Here’s a portion of an email that went out from Rand Beers:

Military action against Iran is unwise

There is widespread agreement that although some within the administration may be pushing for war, a strike on Iran would run significantly counter to U.S. interests in the current environment. Military action would spark even greater anti-US violence in Iraq. Iran might also escalate violence in the wider region and attack American targets using its own agents or Hezbollah. There would almost certainly be a negative public reaction from the Islamic world, and that reaction would circumscribe the ability of Arab governments to work with us on issues of common interest such as Iraq or the Middle East peace process. Further, we cannot guarantee that an air strike on Iran’s nuclear facilities would effectively set back the nuclear program. Based on the current state of that program, even a successful military operation sustained over many days might only set back the program by as little as two to four years.

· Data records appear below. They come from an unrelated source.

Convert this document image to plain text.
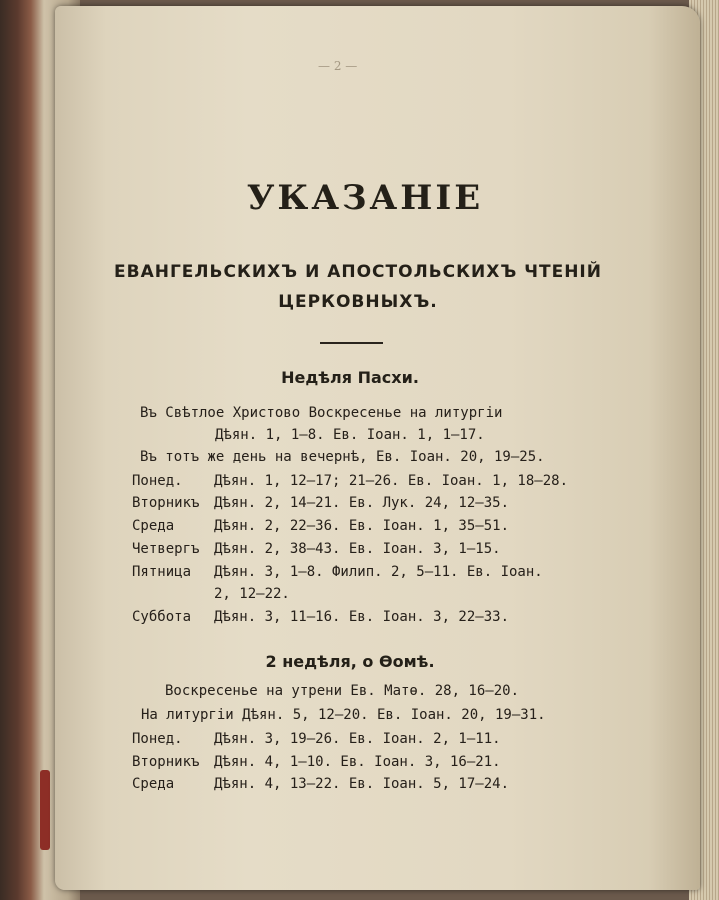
— 2 —
УКАЗАНІЕ
ЕВАНГЕЛЬСКИХЪ И АПОСТОЛЬСКИХЪ ЧТЕНІЙ
ЦЕРКОВНЫХЪ.
Недѣля Пасхи.
Въ Свѣтлое Христово Воскресенье на литургіи
Дѣян. 1, 1—8. Ев. Іоан. 1, 1—17.
Въ тотъ же день на вечернѣ, Ев. Іоан. 20, 19—25.
Понед. Дѣян. 1, 12—17; 21—26. Ев. Іоан. 1, 18—28.
Вторникъ Дѣян. 2, 14—21. Ев. Лук. 24, 12—35.
Среда	Дѣян. 2, 22—36. Ев. Іоан. 1, 35—51.
Четвергъ Дѣян. 2, 38—43. Ев. Іоан. 3, 1—15.
Пятница Дѣян. 3, 1—8. Филип. 2, 5—11. Ев. Іоан.
2, 12—22.
Суббота Дѣян. 3, 11—16. Ев. Іоан. 3, 22—33.
2 недѣля, о Ѳомѣ.
Воскресенье на утрени Ев. Матѳ. 28, 16—20.
На литургіи Дѣян. 5, 12—20. Ев. Іоан. 20, 19—31.
Понед. Дѣян. 3, 19—26. Ев. Іоан. 2, 1—11.
Вторникъ Дѣян. 4, 1—10. Ев. Іоан. 3, 16—21.
Среда	Дѣян. 4, 13—22. Ев. Іоан. 5, 17—24.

Tough, no-nonsense diplomacy with Iran is working


This administration’s choices have often been more about posturing and rhetoric than effective engagement. Sadly, these actions are also inadvertently or consciously escalatory, possibly pushing America down a path toward a conflict that we neither want nor need. Following Ahmedinejad’s humiliating defeat in the Iranian elections in December, he was ferociously attacked (including in newspapers associated with Supreme Leader Khamenei) for having brought down sanctions on Iran. There is now a vigorous debate in Tehran over whether Iran’s nuclear program is worth the risk of additional international opprobrium. The diplomatic “carrots and sticks” seem to be working. Unfortunately, the administration’s ham-handed military posturing and rhetoric risk torpedoing these efforts and offering Ahmedinejad a reprieve. We should be fostering this debate with a mix of sanctions and diplomacy, not undermining it.

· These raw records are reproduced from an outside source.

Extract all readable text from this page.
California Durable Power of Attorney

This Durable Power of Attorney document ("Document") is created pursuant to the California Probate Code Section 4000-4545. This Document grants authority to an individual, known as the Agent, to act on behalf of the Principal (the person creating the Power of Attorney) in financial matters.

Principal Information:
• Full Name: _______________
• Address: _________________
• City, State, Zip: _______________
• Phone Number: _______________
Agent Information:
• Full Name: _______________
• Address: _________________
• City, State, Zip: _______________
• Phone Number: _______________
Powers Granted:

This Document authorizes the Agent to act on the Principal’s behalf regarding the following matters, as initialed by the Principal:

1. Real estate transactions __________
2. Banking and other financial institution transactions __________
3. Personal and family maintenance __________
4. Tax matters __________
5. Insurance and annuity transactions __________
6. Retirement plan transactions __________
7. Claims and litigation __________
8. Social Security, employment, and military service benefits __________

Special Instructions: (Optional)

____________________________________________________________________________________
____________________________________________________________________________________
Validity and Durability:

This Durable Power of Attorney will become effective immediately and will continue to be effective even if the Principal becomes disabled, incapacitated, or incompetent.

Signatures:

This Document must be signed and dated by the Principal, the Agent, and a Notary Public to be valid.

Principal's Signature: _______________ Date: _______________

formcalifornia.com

Beers, we’ll recall, has worked on the National Security Council under presidents Ronald Reagan, George H.W. Bush, Bill Clinton, and George W. Bush. Nevertheless, Ken Baer keeps assuring me that there are no experts out there who think airstrikes should be off the table.

Yglesias

Lederman on War Powers

People may have missed it, but in comments yesterday Marty Lederman left the following remarks with regard to presidential war powers:

1. The War Powers Resolution does not prohibit any initiation of hostilities. Section 2, which Jim Henley quotes, is merely hortatory — it expresses Congress’s view of when the President can act unilaterally as a matter of constitutional authority. It does not itself impose any limitations. (And as Dellinger pointed out, *everyone* agrees that section 2 is inadequate as a descriptive matter, although there’s a lot of dispute about how far the President’s constitutional powers extend.)

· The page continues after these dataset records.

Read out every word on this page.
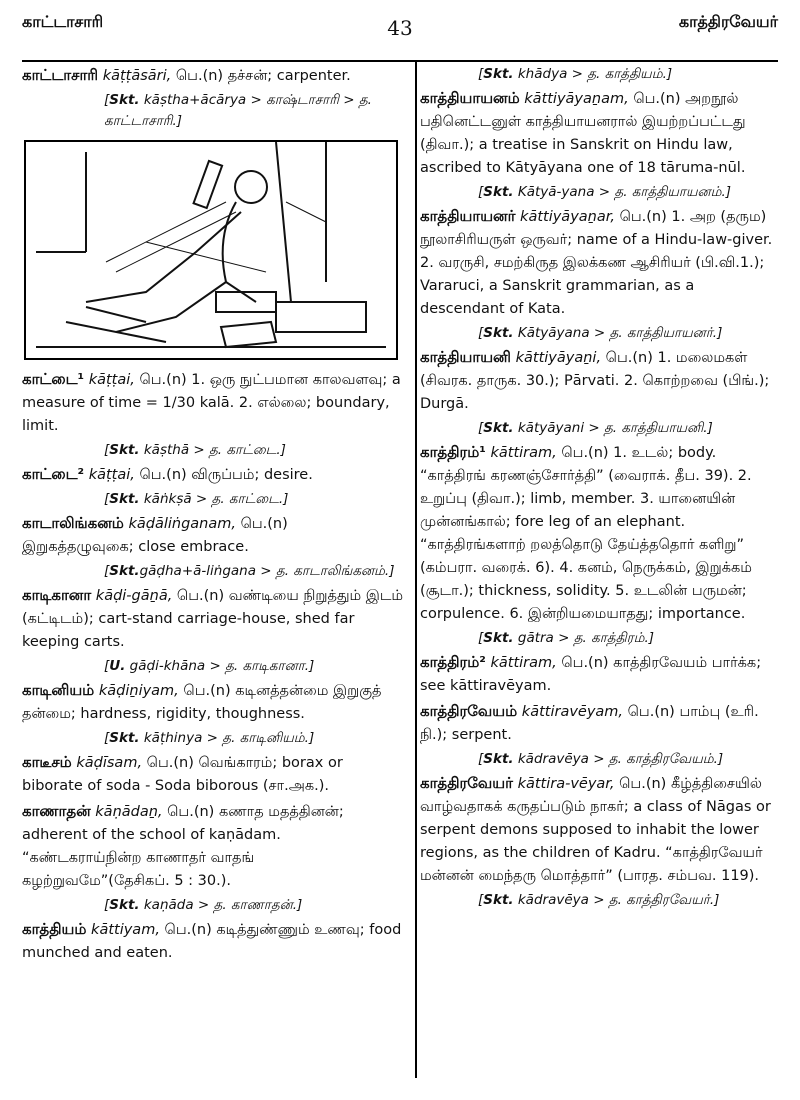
காட்டாசாரி	43	காத்திரவேயர்
காட்டாசாரி kāṭṭāsāri, பெ.(n) தச்சன்; carpenter.
[Skt. kāṣtha+ācārya > காஷ்டாசாரி > த. காட்டாசாரி.]
காட்டை¹ kāṭṭai, பெ.(n) 1. ஒரு நுட்பமான காலவளவு; a measure of time = 1/30 kalā. 2. எல்லை; boundary, limit.
[Skt. kāṣthā > த. காட்டை.]
காட்டை² kāṭṭai, பெ.(n) விருப்பம்; desire.
[Skt. kāṅkṣā > த. காட்டை.]
காடாலிங்கனம் kāḍāliṅganam, பெ.(n) இறுகத்தழுவுகை; close embrace.
[Skt.gāḍha+ā-liṅgana > த. காடாலிங்கனம்.]
காடிகானா kāḍi-gāṉā, பெ.(n) வண்டியை நிறுத்தும் இடம் (கட்டிடம்); cart-stand carriage-house, shed far keeping carts.
[U. gāḍi-khāna > த. காடிகானா.]
காடினியம் kāḍiṉiyam, பெ.(n) கடினத்தன்மை இறுகுத் தன்மை; hardness, rigidity, thoughness.
[Skt. kāṭhinya > த. காடினியம்.]
காடீசம் kāḍīsam, பெ.(n) வெங்காரம்; borax or biborate of soda - Soda biborous (சா.அக.).
காணாதன் kāṇādaṉ, பெ.(n) கணாத மதத்தினன்; adherent of the school of kaṇādam. “கண்டகராய்நின்ற காணாதர் வாதங் கழற்றுவமே”(தேசிகப். 5 : 30.).
[Skt. kaṇāda > த. காணாதன்.]
காத்தியம் kāttiyam, பெ.(n) கடித்துண்ணும் உணவு; food munched and eaten.
[Skt. khādya > த. காத்தியம்.]
காத்தியாயனம் kāttiyāyaṉam, பெ.(n) அறநூல் பதினெட்டனுள் காத்தியாயனரால் இயற்றப்பட்டது (திவா.); a treatise in Sanskrit on Hindu law, ascribed to Kātyāyana one of 18 tāruma-nūl.
[Skt. Kātyā-yana > த. காத்தியாயனம்.]
காத்தியாயனர் kāttiyāyaṉar, பெ.(n) 1. அற (தரும) நூலாசிரியருள் ஒருவர்; name of a Hindu-law-giver. 2. வரருசி, சமற்கிருத இலக்கண ஆசிரியர் (பி.வி.1.); Vararuci, a Sanskrit grammarian, as a descendant of Kata.
[Skt. Kātyāyana > த. காத்தியாயனர்.]
காத்தியாயனி kāttiyāyaṉi, பெ.(n) 1. மலைமகள் (சிவரக. தாருக. 30.); Pārvati. 2. கொற்றவை (பிங்.); Durgā.
[Skt. kātyāyani > த. காத்தியாயனி.]
காத்திரம்¹ kāttiram, பெ.(n) 1. உடல்; body. “காத்திரங் கரணஞ்சோர்த்தி” (வைராக். தீப. 39). 2. உறுப்பு (திவா.); limb, member. 3. யானையின் முன்னங்கால்; fore leg of an elephant. “காத்திரங்களாற் றலத்தொடு தேய்த்ததொர் களிறு” (கம்பரா. வரைக். 6). 4. கனம், நெருக்கம், இறுக்கம் (சூடா.); thickness, solidity. 5. உடலின் பருமன்; corpulence. 6. இன்றியமையாதது; importance.
[Skt. gātra > த. காத்திரம்.]
காத்திரம்² kāttiram, பெ.(n) காத்திரவேயம் பார்க்க; see kāttiravēyam.
காத்திரவேயம் kāttiravēyam, பெ.(n) பாம்பு (உரி. நி.); serpent.
[Skt. kādravēya > த. காத்திரவேயம்.]
காத்திரவேயர் kāttira-vēyar, பெ.(n) கீழ்த்திசையில் வாழ்வதாகக் கருதப்படும் நாகர்; a class of Nāgas or serpent demons supposed to inhabit the lower regions, as the children of Kadru. “காத்திரவேயர் மன்னன் மைந்தரு மொத்தார்” (பாரத. சம்பவ. 119).
[Skt. kādravēya > த. காத்திரவேயர்.]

2. The War Powers Resolution does require the President to get congressional approval if hostilities last beyond 90 days. The OLC Opinion that Matt links concluded (controversially) that appropriations statutes for Kosovo provided the requisite congressional approval for going beyond 90 days there. A similar question would arise if an Iranian conflict goes beyond 90 days; but we’re not there yet, obviously.

3. The big question here is not the War Powers Resolution, but the Constitution. What sorts of hostilities can the President initiate unilaterally under the Constitution? Matt is right that the Clinton Administration took a very broad view — see Haiti, Bosnia Bosnia and Kosovo, for starters; we basically concluded that congressional pre-approval is only required for a complete, or total, war (see footnote 5 of the Bosnia opinion, hinting that the Korean War might have been unlawful because Congress had not authorized it in advance).

The Bush Administration view is broader than that, if that’s possible. There is no doubt Bush believes he has the authority to initiate all-out war with Iran, although of course the initial forays will be more limited than that (e.g., “surgical” strikes) — which even the Clinton Administration would have viewed as constitutionally permissible.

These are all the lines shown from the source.